Kauft nicht beim ….

Am 24. März 1933 titelte die Londoner Zeitung „Daily Express“ „Judea declares war on Germany“. Übersetzt heißt das ungefähr „Das Judentum erklärt Deutschland den Krieg.“

In dem Beitrag ging es um den Aufruf britischer Händler, wegen der antisemitischen Ausschreitungen in Deutschland keine deutschen Waren mehr zu kaufen.
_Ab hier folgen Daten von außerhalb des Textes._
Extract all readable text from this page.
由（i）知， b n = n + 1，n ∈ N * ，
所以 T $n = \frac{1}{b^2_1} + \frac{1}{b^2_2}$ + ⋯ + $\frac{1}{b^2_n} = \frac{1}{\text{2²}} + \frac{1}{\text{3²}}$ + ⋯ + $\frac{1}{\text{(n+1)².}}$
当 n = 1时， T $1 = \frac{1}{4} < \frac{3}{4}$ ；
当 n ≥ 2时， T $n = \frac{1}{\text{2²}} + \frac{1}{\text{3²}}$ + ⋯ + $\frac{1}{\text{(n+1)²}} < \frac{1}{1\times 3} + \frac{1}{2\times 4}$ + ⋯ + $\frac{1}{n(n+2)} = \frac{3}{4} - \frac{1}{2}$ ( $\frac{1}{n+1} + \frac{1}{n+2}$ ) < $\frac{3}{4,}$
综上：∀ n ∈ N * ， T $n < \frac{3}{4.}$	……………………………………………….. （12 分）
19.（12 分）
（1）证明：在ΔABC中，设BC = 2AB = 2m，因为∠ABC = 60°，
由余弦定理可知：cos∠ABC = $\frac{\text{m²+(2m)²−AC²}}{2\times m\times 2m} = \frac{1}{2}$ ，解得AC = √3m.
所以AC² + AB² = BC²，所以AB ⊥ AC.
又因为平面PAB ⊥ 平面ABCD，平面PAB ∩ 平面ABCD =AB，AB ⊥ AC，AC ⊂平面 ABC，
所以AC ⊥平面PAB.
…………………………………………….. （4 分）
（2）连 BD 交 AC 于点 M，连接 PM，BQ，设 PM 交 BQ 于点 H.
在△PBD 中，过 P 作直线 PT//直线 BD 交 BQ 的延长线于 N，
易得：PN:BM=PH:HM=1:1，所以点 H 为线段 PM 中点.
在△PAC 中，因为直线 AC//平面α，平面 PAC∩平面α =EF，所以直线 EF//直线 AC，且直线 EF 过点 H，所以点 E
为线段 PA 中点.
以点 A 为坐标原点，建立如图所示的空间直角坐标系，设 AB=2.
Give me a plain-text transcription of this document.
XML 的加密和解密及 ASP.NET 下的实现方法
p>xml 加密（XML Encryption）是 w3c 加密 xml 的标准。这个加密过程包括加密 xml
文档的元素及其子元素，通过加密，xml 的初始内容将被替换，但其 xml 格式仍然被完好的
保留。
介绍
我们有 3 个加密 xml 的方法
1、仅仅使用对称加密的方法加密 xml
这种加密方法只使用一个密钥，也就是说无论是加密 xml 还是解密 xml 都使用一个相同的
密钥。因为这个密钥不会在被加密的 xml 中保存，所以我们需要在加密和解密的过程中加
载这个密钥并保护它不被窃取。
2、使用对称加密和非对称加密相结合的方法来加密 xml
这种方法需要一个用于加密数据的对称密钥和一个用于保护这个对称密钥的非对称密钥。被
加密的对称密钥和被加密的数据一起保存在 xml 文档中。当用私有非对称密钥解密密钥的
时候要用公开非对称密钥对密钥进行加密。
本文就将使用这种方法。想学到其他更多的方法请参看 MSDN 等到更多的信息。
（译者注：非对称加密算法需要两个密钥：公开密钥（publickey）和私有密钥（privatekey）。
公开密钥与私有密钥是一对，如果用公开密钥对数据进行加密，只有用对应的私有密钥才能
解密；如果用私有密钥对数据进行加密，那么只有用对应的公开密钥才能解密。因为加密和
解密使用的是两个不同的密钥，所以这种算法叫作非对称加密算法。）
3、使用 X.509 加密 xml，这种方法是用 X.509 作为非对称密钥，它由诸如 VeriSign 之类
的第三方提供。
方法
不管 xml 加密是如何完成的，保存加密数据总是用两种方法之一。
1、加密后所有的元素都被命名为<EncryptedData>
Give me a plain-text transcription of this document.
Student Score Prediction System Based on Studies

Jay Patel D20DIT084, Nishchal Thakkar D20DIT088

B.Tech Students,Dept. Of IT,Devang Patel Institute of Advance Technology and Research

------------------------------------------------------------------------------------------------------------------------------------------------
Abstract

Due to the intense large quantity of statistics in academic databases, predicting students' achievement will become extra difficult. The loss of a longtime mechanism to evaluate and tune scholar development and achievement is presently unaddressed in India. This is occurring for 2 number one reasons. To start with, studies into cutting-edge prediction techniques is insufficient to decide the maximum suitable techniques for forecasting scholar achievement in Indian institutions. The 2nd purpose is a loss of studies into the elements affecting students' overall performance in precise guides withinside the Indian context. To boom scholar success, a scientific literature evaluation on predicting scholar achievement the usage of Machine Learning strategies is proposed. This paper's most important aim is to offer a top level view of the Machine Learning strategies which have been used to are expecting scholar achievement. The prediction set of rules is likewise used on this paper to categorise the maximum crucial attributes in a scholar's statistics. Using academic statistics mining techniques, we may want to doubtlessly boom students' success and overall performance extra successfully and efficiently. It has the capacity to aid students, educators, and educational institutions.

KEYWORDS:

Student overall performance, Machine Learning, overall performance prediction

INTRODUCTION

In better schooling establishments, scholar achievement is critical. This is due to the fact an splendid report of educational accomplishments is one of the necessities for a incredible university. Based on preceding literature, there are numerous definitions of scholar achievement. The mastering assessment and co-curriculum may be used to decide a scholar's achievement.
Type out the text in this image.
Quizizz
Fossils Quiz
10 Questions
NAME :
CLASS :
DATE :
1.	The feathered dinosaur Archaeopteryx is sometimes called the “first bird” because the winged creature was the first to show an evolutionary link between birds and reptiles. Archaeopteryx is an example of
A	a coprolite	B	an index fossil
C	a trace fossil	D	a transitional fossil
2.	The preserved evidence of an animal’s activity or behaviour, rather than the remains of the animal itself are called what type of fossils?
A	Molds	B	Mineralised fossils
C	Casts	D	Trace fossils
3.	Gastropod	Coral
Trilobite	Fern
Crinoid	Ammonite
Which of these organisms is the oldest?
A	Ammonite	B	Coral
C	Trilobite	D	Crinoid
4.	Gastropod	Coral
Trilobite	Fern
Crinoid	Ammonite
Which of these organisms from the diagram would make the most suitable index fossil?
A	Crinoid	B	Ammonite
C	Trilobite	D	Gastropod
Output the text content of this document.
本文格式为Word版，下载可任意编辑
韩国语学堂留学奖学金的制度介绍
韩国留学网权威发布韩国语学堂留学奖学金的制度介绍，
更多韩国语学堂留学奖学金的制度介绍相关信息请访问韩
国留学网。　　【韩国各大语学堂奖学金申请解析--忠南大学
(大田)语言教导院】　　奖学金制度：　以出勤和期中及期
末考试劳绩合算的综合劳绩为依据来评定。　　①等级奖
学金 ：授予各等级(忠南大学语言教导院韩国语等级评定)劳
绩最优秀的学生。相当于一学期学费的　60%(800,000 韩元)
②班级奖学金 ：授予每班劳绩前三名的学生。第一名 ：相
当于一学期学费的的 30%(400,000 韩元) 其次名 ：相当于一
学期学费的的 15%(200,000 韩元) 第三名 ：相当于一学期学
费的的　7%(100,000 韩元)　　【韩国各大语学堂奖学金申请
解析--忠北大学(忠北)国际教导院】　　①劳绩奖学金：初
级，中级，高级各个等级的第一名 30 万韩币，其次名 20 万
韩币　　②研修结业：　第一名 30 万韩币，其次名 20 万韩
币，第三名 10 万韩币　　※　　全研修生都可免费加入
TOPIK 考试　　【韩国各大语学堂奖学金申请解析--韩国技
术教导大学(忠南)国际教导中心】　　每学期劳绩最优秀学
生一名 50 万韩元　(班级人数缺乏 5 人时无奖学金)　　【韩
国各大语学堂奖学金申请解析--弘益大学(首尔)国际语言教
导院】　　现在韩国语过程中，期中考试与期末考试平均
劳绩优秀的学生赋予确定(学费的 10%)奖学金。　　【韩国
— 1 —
Umgehend machte sich Goebbels ans Werk, und schrieb den Aufruf zum Boykott aller jüdischen Geschäfte in Deutschland ab dem 1. April 1933. Das war also kein Aprilscherz. Heute wird das ziemlich verschrien, aber dass es für den Aufruf einen Grund gab, nämlich den Aufruf in England, dass man keine deutschen Waren mehr kaufen solle, wird dabei regelmäßig verschwiegen.

Auch heute findet dieser Aufruf noch Nachahmer, die keineswegs schlauer sind wie damals. Allerdings kommen die heute eher aus der linken Ecke, was die Sache aber nicht besser macht.

Bereits 2011 forderten einige Linke dass man keine Früchte aus Israel kaufen solle. Diese Protestaktion fand in Bremen statt. Die Teilnehmer gehörten der Partei DIE LINKE an, also der Ramelow-Truppe, die gerade eine empfindliche Niederlage in Thüringen erlitten haben. Berichtet über die Aktion hat damals die JÜDISCHE ALLGEMEINE.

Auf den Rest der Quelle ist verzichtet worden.